クオンツ運用で震災等の突発的な事象を予測することはできないのか。それは、非常にむずかしい話である。仮に過去に突発的な事象が何度か発生していて、そういったデータがあったとしても、そのデータは異常値として取り除いて考えるべきである。そういった突発的な事象のデータを含めると、他の突発的な事象が発生していない平常期の運用精度が大幅に悪化するからである。一方で、突発的な事象のデータを含めることにより、そのリスクを多少認識することは可能であるが、突発的な事象が発生する「時期」を予測することはできず、結局のところリスクを回避できないのである。突発的な事象が発生する時期を予測するためには、それに一定の周期があるか、あるいはそれが発生する前に何らかの兆候が発生している必要があるが、多くの突発的な事象はどちらもないことが多い。

他方でクオンツ運用には、人の判断を排除し機械的に運用を実行できるという面で大きなメリットがあると考えられる。人は常識的な判断があるため、常に直近の環境と比較してしまい、それと異なる状況になった場合はまた元の環境に戻るのではないかと考えがちである。つまり、マーケットが下落した場合、もうこれ以上は下がらないだろうと考えてしまうのである。しかし、マーケットは常に変化しており、更に下落することは十分に考えられる。こうした場合でも、クオンツ運用は過去の状況と照らし合わせて計算し、その状況が想定の範囲内であれば、適切に対応することが可能である。

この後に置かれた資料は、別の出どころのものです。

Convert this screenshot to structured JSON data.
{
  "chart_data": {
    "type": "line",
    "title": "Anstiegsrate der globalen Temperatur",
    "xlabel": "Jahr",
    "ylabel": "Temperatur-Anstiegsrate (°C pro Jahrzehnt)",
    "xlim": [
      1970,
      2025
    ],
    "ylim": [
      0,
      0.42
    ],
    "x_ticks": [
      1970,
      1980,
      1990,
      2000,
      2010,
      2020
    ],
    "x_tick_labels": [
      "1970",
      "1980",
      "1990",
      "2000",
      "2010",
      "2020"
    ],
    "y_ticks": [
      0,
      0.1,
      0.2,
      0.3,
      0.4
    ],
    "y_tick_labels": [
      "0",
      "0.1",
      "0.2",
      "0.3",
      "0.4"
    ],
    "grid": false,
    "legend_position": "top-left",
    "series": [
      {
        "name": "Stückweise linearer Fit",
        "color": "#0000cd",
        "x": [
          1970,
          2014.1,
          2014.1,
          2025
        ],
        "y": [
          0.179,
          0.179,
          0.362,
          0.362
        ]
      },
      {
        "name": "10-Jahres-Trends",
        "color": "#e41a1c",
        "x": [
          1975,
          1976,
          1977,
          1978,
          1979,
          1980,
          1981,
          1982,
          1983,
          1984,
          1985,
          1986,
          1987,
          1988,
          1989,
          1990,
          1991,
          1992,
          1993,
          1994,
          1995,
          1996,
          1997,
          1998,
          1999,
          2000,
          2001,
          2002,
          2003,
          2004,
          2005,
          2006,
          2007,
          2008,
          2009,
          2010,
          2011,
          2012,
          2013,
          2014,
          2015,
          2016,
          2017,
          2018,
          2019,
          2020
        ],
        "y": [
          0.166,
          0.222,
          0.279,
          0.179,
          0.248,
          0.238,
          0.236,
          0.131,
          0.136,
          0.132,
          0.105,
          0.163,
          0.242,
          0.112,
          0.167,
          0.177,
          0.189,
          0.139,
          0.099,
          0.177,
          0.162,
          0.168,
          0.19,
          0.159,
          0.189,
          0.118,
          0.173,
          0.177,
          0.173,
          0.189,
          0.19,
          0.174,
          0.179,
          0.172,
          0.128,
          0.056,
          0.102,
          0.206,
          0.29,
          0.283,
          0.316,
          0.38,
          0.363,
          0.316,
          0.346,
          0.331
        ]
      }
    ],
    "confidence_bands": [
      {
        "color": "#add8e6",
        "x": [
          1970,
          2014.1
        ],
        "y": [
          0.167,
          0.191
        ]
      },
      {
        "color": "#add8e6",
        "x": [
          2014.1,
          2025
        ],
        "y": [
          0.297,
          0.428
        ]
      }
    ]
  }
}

このように、平常時は有効に機能するクオンツ運用でも、突発的な事象が発生した場合は機能しなくなってしまう。もちろん、人の判断で運用するジャッジメンタル運用でも、突発的な事象を予測し、対策をうつことは不可能である。今回の震災の教訓は、運用スタイルは何であれ金融商品に投資する際は、このような突発的に発生するリスクを常に意識しながら運用する必要があるということである。

現在の個人金融資産1400兆円の内、50%以上が現預金に、約30%が生命保険や年金といった安全資産に置かれている。一方、株式や投資信託といったリスクの高い資産で運用されている資金は、わずか10%程度である。今後、資産を更に増やすためには、現預金を株式や投資信託に移行して運用することが必要と考えられるが、その際には突発的な事象が発生した場合のリスクも含めて慎重に検討することが必要であろう。

最後に、今回の東北地方太平洋沖地震で被害にあわれた方々の一日も早い回復を望むとともに、犠牲になられた方々とそのご遺族の皆様に対し、深くお悔やみを申し上げます。